Cultural politics and American bohemians in pre-Civil War New York
Amid the social and political tensions plaguing the United States in the
years leading up to the Civil War, the North experienced a boom of
cultural activity. Young transient writers, artists, and musicians
settled in northern cities in pursuit of fame and fortune. Calling
themselves "bohemians" after the misidentified homeland of the Roma
immigrants to France, they established a coffeehouse society to share
their thoughts and creative visions. Popularized by the press, bohemians
became known for romantic, unorthodox notions of literature and the arts
that transformed nineteenth-century artistic culture.
Bohemian influence reached well beyond the arts, however.

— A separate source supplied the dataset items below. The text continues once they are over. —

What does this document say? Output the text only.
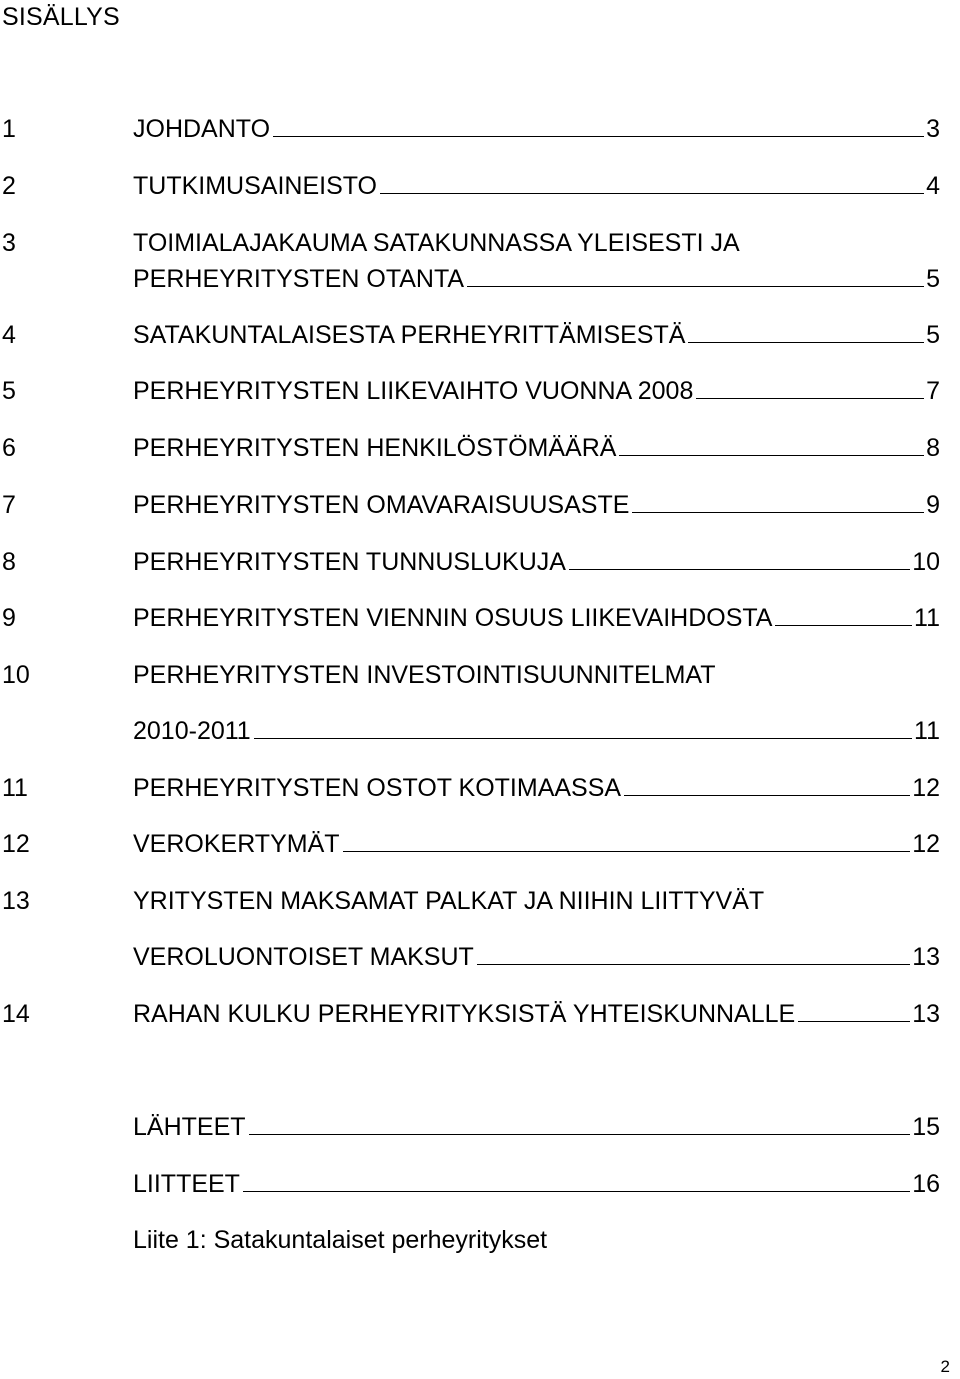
SISÄLLYS
1	JOHDANTO	3
2	TUTKIMUSAINEISTO	4
3	TOIMIALAJAKAUMA SATAKUNNASSA YLEISESTI JA
PERHEYRITYSTEN OTANTA	5
4	SATAKUNTALAISESTA PERHEYRITTÄMISESTÄ	5
5	PERHEYRITYSTEN LIIKEVAIHTO VUONNA 2008	7
6	PERHEYRITYSTEN HENKILÖSTÖMÄÄRÄ	8
7	PERHEYRITYSTEN OMAVARAISUUSASTE	9
8	PERHEYRITYSTEN TUNNUSLUKUJA	10
9	PERHEYRITYSTEN VIENNIN OSUUS LIIKEVAIHDOSTA	11
10	PERHEYRITYSTEN INVESTOINTISUUNNITELMAT
2010-2011	11
11	PERHEYRITYSTEN OSTOT KOTIMAASSA	12
12	VEROKERTYMÄT	12
13	YRITYSTEN MAKSAMAT PALKAT JA NIIHIN LIITTYVÄT
VEROLUONTOISET MAKSUT	13
14	RAHAN KULKU PERHEYRITYKSISTÄ YHTEISKUNNALLE	13
LÄHTEET	15
LIITTEET	16
Liite 1: Satakuntalaiset perheyritykset
2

Building on
midcentury abolitionist, socialist, and free labor sentiments, bohemians
also flirted with political radicalism and social revolution. Advocating
free love, free men, and free labor, bohemian ideas had a profound
effect on the debate that raged among the splintered political factions
in the North, including the fledgling Republican Party from which
President Lincoln was ultimately elected in 1860.

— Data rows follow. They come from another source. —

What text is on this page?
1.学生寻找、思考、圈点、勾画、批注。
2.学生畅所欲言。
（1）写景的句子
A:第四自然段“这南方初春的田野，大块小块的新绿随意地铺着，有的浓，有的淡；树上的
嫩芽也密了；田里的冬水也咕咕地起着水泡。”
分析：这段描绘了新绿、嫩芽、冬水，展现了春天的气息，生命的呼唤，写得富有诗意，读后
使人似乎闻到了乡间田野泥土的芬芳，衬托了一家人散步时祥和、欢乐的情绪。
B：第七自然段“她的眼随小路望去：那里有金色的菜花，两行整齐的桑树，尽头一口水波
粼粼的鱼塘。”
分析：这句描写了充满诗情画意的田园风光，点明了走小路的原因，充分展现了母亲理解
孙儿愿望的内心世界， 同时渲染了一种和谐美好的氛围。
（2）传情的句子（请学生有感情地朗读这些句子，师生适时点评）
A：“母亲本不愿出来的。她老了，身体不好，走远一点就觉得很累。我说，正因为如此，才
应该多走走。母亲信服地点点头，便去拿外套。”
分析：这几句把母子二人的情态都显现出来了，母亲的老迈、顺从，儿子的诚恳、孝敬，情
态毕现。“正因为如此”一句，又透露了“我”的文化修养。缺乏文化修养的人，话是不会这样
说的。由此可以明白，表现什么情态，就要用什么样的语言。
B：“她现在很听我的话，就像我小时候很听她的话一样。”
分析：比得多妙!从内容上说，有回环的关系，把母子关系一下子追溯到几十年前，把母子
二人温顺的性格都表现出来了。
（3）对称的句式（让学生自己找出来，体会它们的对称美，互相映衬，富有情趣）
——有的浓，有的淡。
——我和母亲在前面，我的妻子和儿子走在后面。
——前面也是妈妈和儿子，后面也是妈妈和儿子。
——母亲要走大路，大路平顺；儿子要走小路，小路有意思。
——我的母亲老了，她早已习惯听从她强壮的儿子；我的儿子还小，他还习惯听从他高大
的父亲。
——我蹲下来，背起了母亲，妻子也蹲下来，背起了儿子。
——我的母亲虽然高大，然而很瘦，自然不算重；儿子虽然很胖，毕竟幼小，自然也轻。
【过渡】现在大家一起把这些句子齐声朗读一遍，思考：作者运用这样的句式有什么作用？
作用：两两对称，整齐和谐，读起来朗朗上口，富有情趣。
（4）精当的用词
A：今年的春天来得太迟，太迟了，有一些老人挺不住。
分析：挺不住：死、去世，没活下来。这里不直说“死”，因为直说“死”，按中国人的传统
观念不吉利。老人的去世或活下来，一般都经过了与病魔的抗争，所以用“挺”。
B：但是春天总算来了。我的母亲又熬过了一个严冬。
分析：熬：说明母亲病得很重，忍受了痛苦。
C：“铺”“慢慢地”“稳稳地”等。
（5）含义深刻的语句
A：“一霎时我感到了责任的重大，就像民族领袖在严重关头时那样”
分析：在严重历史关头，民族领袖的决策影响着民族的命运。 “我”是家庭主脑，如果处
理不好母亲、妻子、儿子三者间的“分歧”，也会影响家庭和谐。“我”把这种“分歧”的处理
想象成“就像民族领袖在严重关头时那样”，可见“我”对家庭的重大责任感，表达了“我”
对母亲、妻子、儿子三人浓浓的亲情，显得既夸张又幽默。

Focusing on the overlapping nature of culture and politics, historian
Mark A. Lause delves into the world of antebellum bohemians and the
newspapermen who surrounded them, including Ada Clare, Henry Clapp, and
Charles Pfaff, and explores the origins and influence of bohemianism in
1850s New York. Against the backdrop of the looming Civil War, The
Antebellum Crisis and America's First Bohemians combines solid research
with engaging storytelling to offer readers new insights into the forces
that shaped events in the prewar years.